Nossa análise constatou que houve um grau relativamente baixo de conversão de habitat associado às importações da soja mato-grossense em 2018. Apenas dois municípios têm níveis moderados de desmatamento, apesar de o estado estar cercado por três biomas importantes — Amazônia, Cerrado e Pantanal.
Isso explica, em parte, por que o Mato Grosso foi um dos dois estados da Amazônia Legal brasileira a receber financiamento do Reino Unido e da Alemanha por meio do REDD+ Brasil em 2015.
Recomendações para o comércio agrícola entre Brasil e China
A partir de entrevistas com importantes atores do setor e análise documental, descobrimos que o Mato Grosso consegue ter uma sinergia entre a agricultura e a conservação da biodiversidade.
Isso envolve, primeiramente, inovações em regulamentações administrativas, tais como uma abordagem jurisdicional — uma forma de gestão da paisagem dentro de limites claramente definidos e com um alto nível de envolvimento e participação governamental e de outros atores —; o acesso condicional a crédito agrícola; a revitalização de áreas de preservação; o apoio às cadeias alimentares locais e à agricultura familiar. Avanços tecnológicos como a recuperação de terras degradadas, a integração pecuária-floresta e o desenvolvimento de ração animal também desempenham um importante papel.

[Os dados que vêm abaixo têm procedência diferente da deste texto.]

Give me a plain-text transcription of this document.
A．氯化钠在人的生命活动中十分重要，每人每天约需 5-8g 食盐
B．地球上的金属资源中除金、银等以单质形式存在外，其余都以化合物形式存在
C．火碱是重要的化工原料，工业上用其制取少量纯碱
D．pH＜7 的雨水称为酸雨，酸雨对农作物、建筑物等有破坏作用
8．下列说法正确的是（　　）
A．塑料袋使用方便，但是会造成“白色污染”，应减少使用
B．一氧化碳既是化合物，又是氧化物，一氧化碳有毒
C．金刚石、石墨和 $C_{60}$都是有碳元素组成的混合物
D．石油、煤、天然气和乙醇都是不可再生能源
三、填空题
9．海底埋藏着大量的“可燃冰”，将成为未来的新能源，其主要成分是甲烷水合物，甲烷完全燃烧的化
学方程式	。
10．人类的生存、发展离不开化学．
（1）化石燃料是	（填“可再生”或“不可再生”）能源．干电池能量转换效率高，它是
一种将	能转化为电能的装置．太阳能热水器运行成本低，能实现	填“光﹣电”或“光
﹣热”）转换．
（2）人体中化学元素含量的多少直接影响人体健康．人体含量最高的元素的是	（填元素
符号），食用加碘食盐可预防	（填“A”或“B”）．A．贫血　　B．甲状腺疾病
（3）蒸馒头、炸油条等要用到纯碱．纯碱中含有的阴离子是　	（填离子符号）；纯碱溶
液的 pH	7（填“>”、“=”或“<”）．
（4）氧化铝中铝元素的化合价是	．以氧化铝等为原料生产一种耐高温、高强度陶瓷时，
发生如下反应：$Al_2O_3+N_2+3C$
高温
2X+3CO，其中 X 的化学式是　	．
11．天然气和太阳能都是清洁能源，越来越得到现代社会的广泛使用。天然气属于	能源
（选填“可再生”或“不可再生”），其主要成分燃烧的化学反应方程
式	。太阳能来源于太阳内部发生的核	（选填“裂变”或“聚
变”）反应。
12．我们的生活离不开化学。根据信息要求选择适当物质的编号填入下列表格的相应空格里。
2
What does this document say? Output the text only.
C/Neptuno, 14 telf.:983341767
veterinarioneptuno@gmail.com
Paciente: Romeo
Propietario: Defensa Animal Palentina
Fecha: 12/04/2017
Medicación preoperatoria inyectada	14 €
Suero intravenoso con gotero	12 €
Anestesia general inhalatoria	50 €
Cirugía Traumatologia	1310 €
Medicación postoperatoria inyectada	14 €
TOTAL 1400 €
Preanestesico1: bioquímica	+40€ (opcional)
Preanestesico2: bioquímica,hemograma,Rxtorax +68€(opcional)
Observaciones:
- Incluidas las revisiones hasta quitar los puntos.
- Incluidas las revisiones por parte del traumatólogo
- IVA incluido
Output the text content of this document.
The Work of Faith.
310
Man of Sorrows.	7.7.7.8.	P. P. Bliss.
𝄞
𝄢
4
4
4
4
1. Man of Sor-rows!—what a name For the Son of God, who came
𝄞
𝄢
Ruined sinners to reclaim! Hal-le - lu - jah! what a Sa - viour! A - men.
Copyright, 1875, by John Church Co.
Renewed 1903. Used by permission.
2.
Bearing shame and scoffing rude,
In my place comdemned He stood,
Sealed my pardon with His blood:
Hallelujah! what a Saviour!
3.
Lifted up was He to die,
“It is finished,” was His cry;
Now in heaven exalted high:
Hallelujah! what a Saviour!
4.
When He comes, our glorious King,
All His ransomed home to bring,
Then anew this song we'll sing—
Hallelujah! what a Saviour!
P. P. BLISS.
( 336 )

O Mato Grosso consegue ter uma sinergia entre a agricultura e a conservação da biodiversidade
Contudo, a capacidade de aplicação da lei ainda precisa ser fortalecida para se combater a conversão ilegal de habitat, especialmente nos municípios de Paranatinga e Feliz Natal.

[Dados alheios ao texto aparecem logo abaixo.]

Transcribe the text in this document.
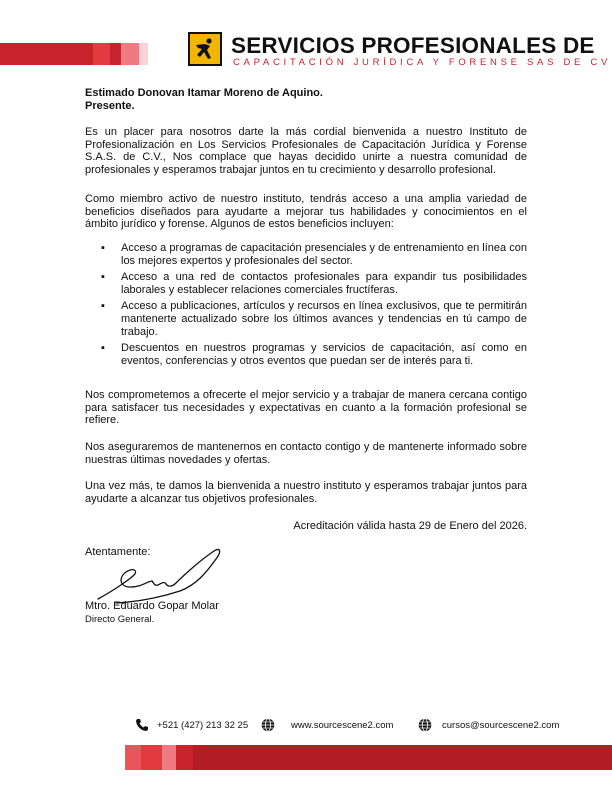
SERVICIOS PROFESIONALES DE
CAPACITACIÓN JURÍDICA Y FORENSE SAS DE CV
Estimado Donovan Itamar Moreno de Aquino.
Presente.
Es un placer para nosotros darte la más cordial bienvenida a nuestro Instituto de Profesionalización en Los Servicios Profesionales de Capacitación Jurídica y Forense S.A.S. de C.V., Nos complace que hayas decidido unirte a nuestra comunidad de profesionales y esperamos trabajar juntos en tu crecimiento y desarrollo profesional.
Como miembro activo de nuestro instituto, tendrás acceso a una amplia variedad de beneficios diseñados para ayudarte a mejorar tus habilidades y conocimientos en el ámbito jurídico y forense. Algunos de estos beneficios incluyen:
▪ Acceso a programas de capacitación presenciales y de entrenamiento en línea con los mejores expertos y profesionales del sector.
▪ Acceso a una red de contactos profesionales para expandir tus posibilidades laborales y establecer relaciones comerciales fructíferas.
▪ Acceso a publicaciones, artículos y recursos en línea exclusivos, que te permitirán mantenerte actualizado sobre los últimos avances y tendencias en tú campo de trabajo.
▪ Descuentos en nuestros programas y servicios de capacitación, así como en eventos, conferencias y otros eventos que puedan ser de interés para ti.
Nos comprometemos a ofrecerte el mejor servicio y a trabajar de manera cercana contigo para satisfacer tus necesidades y expectativas en cuanto a la formación profesional se refiere.
Nos aseguraremos de mantenernos en contacto contigo y de mantenerte informado sobre nuestras últimas novedades y ofertas.
Una vez más, te damos la bienvenida a nuestro instituto y esperamos trabajar juntos para ayudarte a alcanzar tus objetivos profesionales.
Acreditación válida hasta 29 de Enero del 2026.
Atentamente:
Mtro. Eduardo Gopar Molar
Directo General.
+521 (427) 213 32 25	www.sourcescene2.com	cursos@sourcescene2.com
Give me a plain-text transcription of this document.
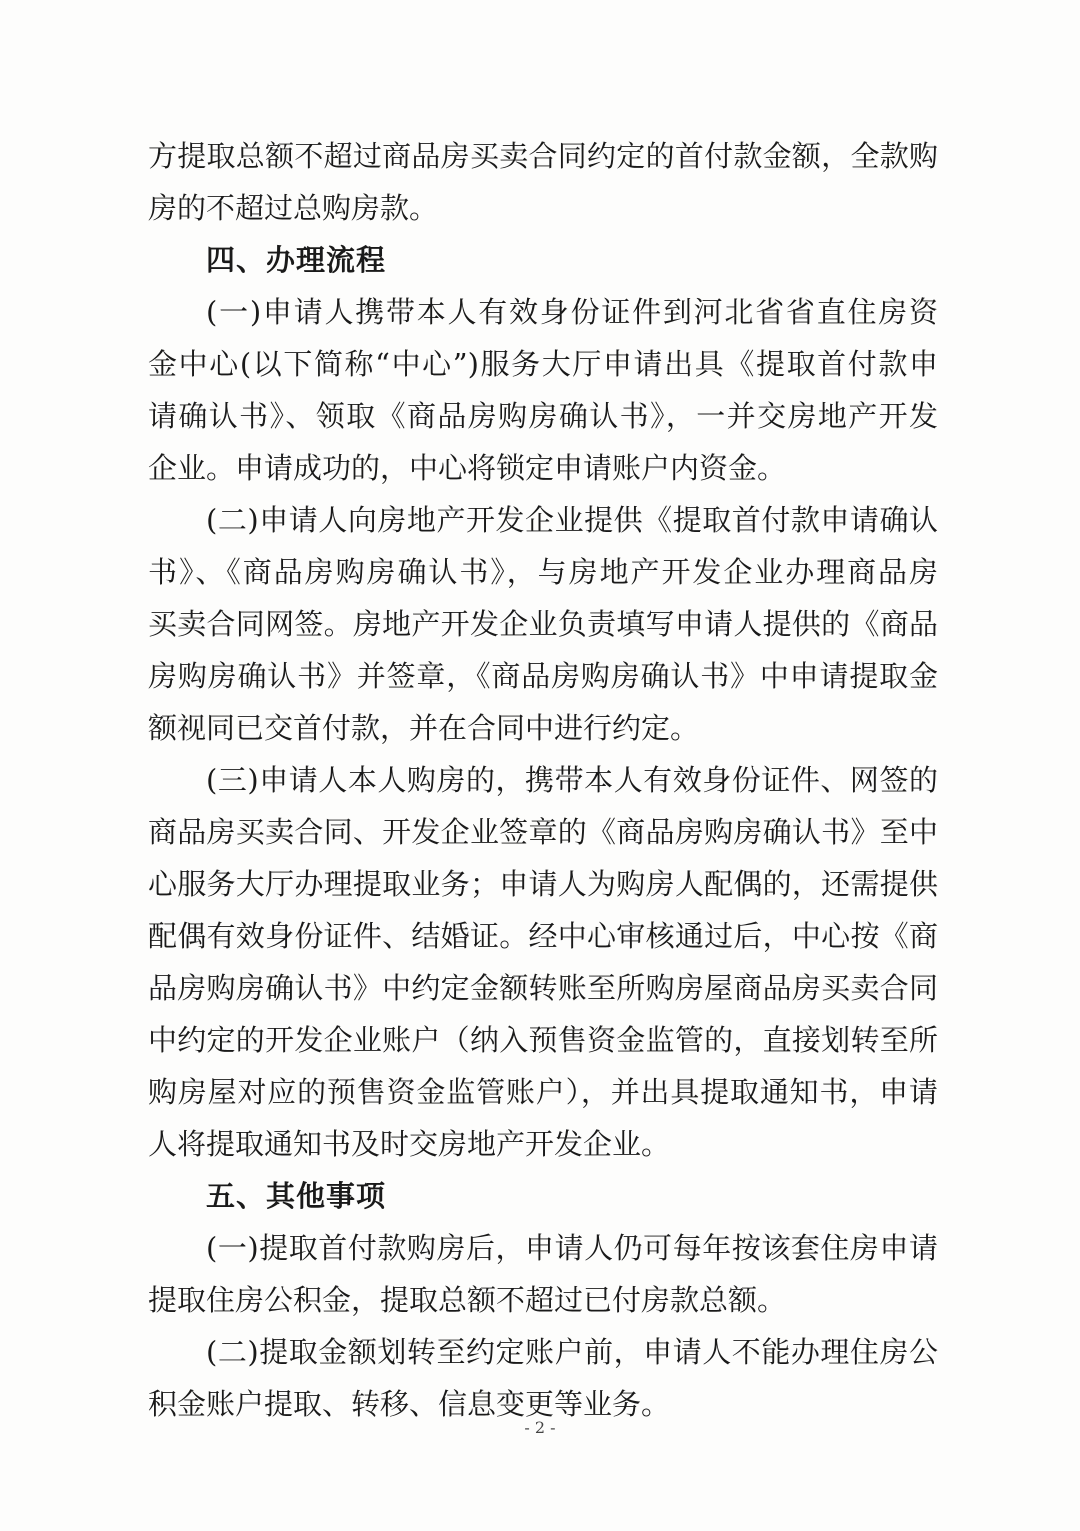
方提取总额不超过商品房买卖合同约定的首付款金额，全款购
房的不超过总购房款。
四、办理流程
(一)申请人携带本人有效身份证件到河北省省直住房资
金中心(以下简称“中心”)服务大厅申请出具《提取首付款申
请确认书》、领取《商品房购房确认书》，一并交房地产开发
企业。申请成功的，中心将锁定申请账户内资金。
(二)申请人向房地产开发企业提供《提取首付款申请确认
书》、《商品房购房确认书》，与房地产开发企业办理商品房
买卖合同网签。房地产开发企业负责填写申请人提供的《商品
房购房确认书》并签章，《商品房购房确认书》中申请提取金
额视同已交首付款，并在合同中进行约定。
(三)申请人本人购房的，携带本人有效身份证件、网签的
商品房买卖合同、开发企业签章的《商品房购房确认书》至中
心服务大厅办理提取业务；申请人为购房人配偶的，还需提供
配偶有效身份证件、结婚证。经中心审核通过后，中心按《商
品房购房确认书》中约定金额转账至所购房屋商品房买卖合同
中约定的开发企业账户（纳入预售资金监管的，直接划转至所
购房屋对应的预售资金监管账户），并出具提取通知书，申请
人将提取通知书及时交房地产开发企业。
五、其他事项
(一)提取首付款购房后，申请人仍可每年按该套住房申请
提取住房公积金，提取总额不超过已付房款总额。
(二)提取金额划转至约定账户前，申请人不能办理住房公
积金账户提取、转移、信息变更等业务。
- 2 -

Com base nesses achados, argumentamos que, para promover práticas agrícolas favoráveis ao clima e à natureza e reduzir a volatilidade da cadeia de fornecimento, a atenção deve ser direcionada para as poucas áreas de alto risco, como os seis municípios produtores de soja em Matopiba.
Investidores chineses também precisam concentrar mais esforços nessas poucas áreas de risco como parte de sua estratégia de fornecimento de longo prazo. O desmatamento ligado à carne bovina afeta municípios com mais intensidade e exige mais recursos e coordenação.

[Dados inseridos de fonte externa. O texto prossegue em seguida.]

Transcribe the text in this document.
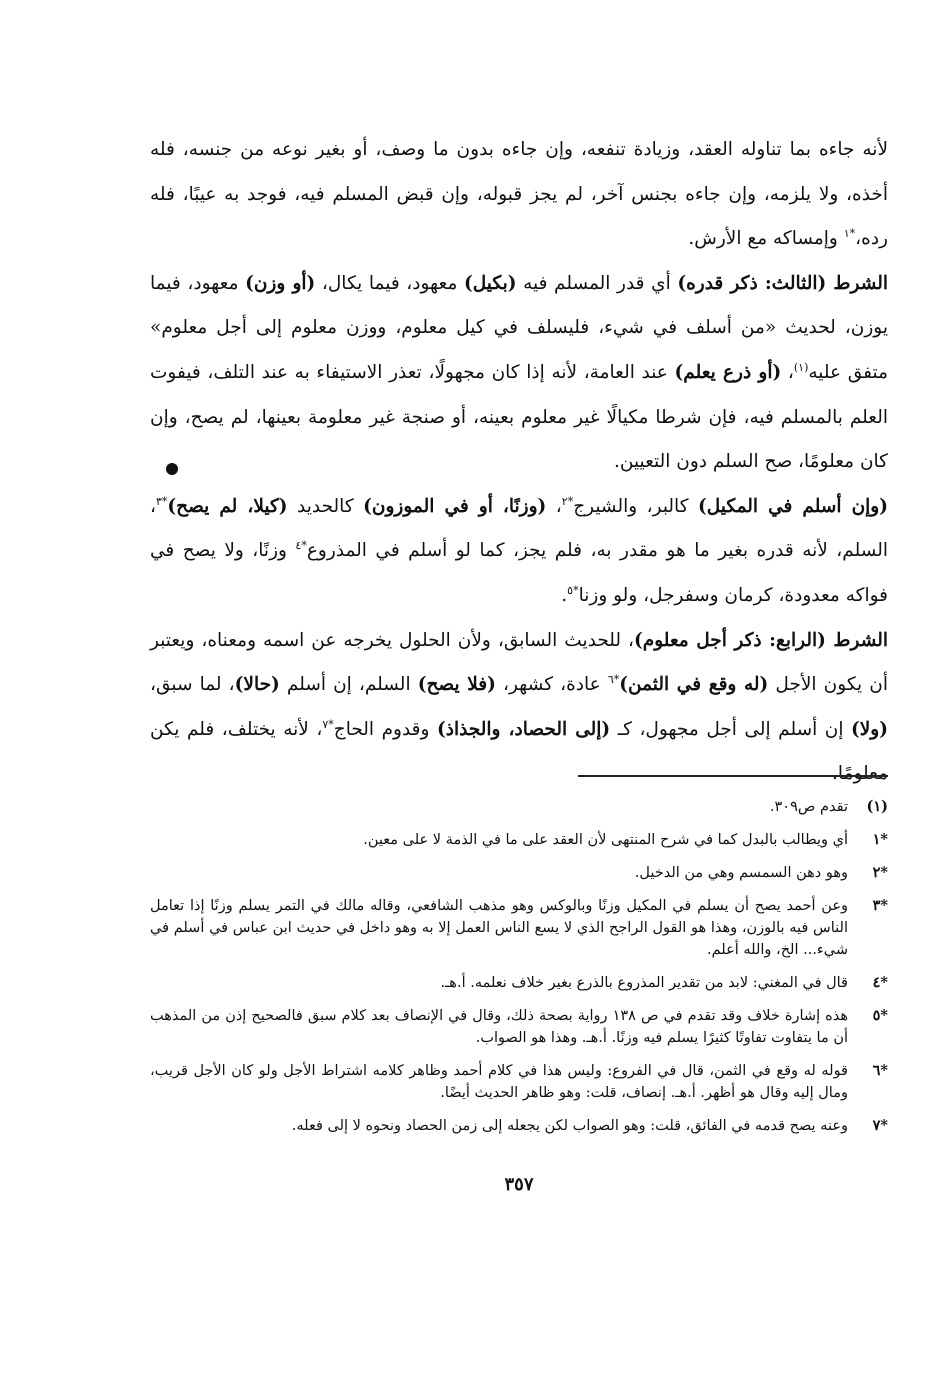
لأنه جاءه بما تناوله العقد، وزيادة تنفعه، وإن جاءه بدون ما وصف، أو بغير نوعه من جنسه، فله أخذه، ولا يلزمه، وإن جاءه بجنس آخر، لم يجز قبوله، وإن قبض المسلم فيه، فوجد به عيبًا، فله رده،$^{*١}$ وإمساكه مع الأرش.

الشرط (الثالث: ذكر قدره) أي قدر المسلم فيه (بكيل) معهود، فيما يكال، (أو وزن) معهود، فيما يوزن، لحديث «من أسلف في شيء، فليسلف في كيل معلوم، ووزن معلوم إلى أجل معلوم» متفق عليه$^{(١)}$، (أو ذرع يعلم) عند العامة، لأنه إذا كان مجهولًا، تعذر الاستيفاء به عند التلف، فيفوت العلم بالمسلم فيه، فإن شرطا مكيالًا غير معلوم بعينه، أو صنجة غير معلومة بعينها، لم يصح، وإن كان معلومًا، صح السلم دون التعيين.

(وإن أسلم في المكيل) كالبر، والشيرج$^{*٢}$، (وزنًا، أو في الموزون) كالحديد (كيلا، لم يصح)$^{*٣}$، السلم، لأنه قدره بغير ما هو مقدر به، فلم يجز، كما لو أسلم في المذروع$^{*٤}$ وزنًا، ولا يصح في فواكه معدودة، كرمان وسفرجل، ولو وزنا$^{*٥}$.

الشرط (الرابع: ذكر أجل معلوم)، للحديث السابق، ولأن الحلول يخرجه عن اسمه ومعناه، ويعتبر أن يكون الأجل (له وقع في الثمن)$^{*٦}$ عادة، كشهر، (فلا يصح) السلم، إن أسلم (حالا)، لما سبق، (ولا) إن أسلم إلى أجل مجهول، كـ (إلى الحصاد، والجذاذ) وقدوم الحاج$^{*٧}$، لأنه يختلف، فلم يكن معلومًا.

(١)
تقدم ص٣٠٩.
*١
أي ويطالب بالبدل كما في شرح المنتهى لأن العقد على ما في الذمة لا على معين.
*٢
وهو دهن السمسم وهي من الدخيل.
*٣
وعن أحمد يصح أن يسلم في المكيل وزنًا وبالوكس وهو مذهب الشافعي، وقاله مالك في التمر يسلم وزنًا إذا تعامل الناس فيه بالوزن، وهذا هو القول الراجح الذي لا يسع الناس العمل إلا به وهو داخل في حديث ابن عباس في أسلم في شيء... الخ، والله أعلم.
*٤
قال في المغني: لابد من تقدير المذروع بالذرع بغير خلاف نعلمه. أ.هـ.
*٥
هذه إشارة خلاف وقد تقدم في ص ١٣٨ رواية بصحة ذلك، وقال في الإنصاف بعد كلام سبق فالصحيح إذن من المذهب أن ما يتفاوت تفاوتًا كثيرًا يسلم فيه وزنًا. أ.هـ. وهذا هو الصواب.
*٦
قوله له وقع في الثمن، قال في الفروع: وليس هذا في كلام أحمد وظاهر كلامه اشتراط الأجل ولو كان الأجل قريب، ومال إليه وقال هو أظهر. أ.هـ. إنصاف، قلت: وهو ظاهر الحديث أيضًا.
*٧
وعنه يصح قدمه في الفائق، قلت: وهو الصواب لكن يجعله إلى زمن الحصاد ونحوه لا إلى فعله.
٣٥٧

Também recomendamos que as empresas chinesas adotem uma abordagem cautelosa ao investir na agricultura e em setores relacionados, incluindo a infraestrutura no Sul do Brasil. Quanto ao Mato Grosso, o GEI considera construtivo o engajamento com o governo local e a indústria e reconhece seus avanços, ao mesmo tempo em que a ajuda a melhorar sua capacidade de governança.
Parceria para cultivar boas práticas
O GEI é uma das primeiras organizações da sociedade civil chinesas a “se tornar global”. É a primeira entidade do país a investigar o desempenho ambiental e social das empresas privadas chinesas no comércio de madeira com a África e o Sudeste Asiático, em 2007. Desde então, o GEI já trabalhou em 11 países para lidar com externalidades ambientais associadas ao comércio bilateral.
O GEI trabalhou com sucesso com agências governamentais chinesas, incluindo o Ministério do Comércio, a Administração Nacional de Florestas e Pastagens e o então Ministério de Proteção Ambiental para introduzir uma série de diretrizes para regulamentar os investimentos e as atividades comerciais de empresas chinesas no exterior, incluindo as Diretrizes para a Proteção Ambiental de Investimento e Cooperação no Exterior de 2013.
Em 2015, o GEI assinou um memorando de entendimento com o governo de Mianmar para combater o comércio ilegal de madeira através de um esquema de verificação. Isto foi seguido por um Memorando de Entendimento assinado entre os governos da China e de Mianmar em 2017, que levou ao estabelecimento de um grupo de trabalho de alto nível para a coordenação e cooperação bilateral em vários níveis envolvendo várias partes interessadas.
Agora, o GEI concentra esforços para promover um comércio agrícola sustentável entre Brasil e China.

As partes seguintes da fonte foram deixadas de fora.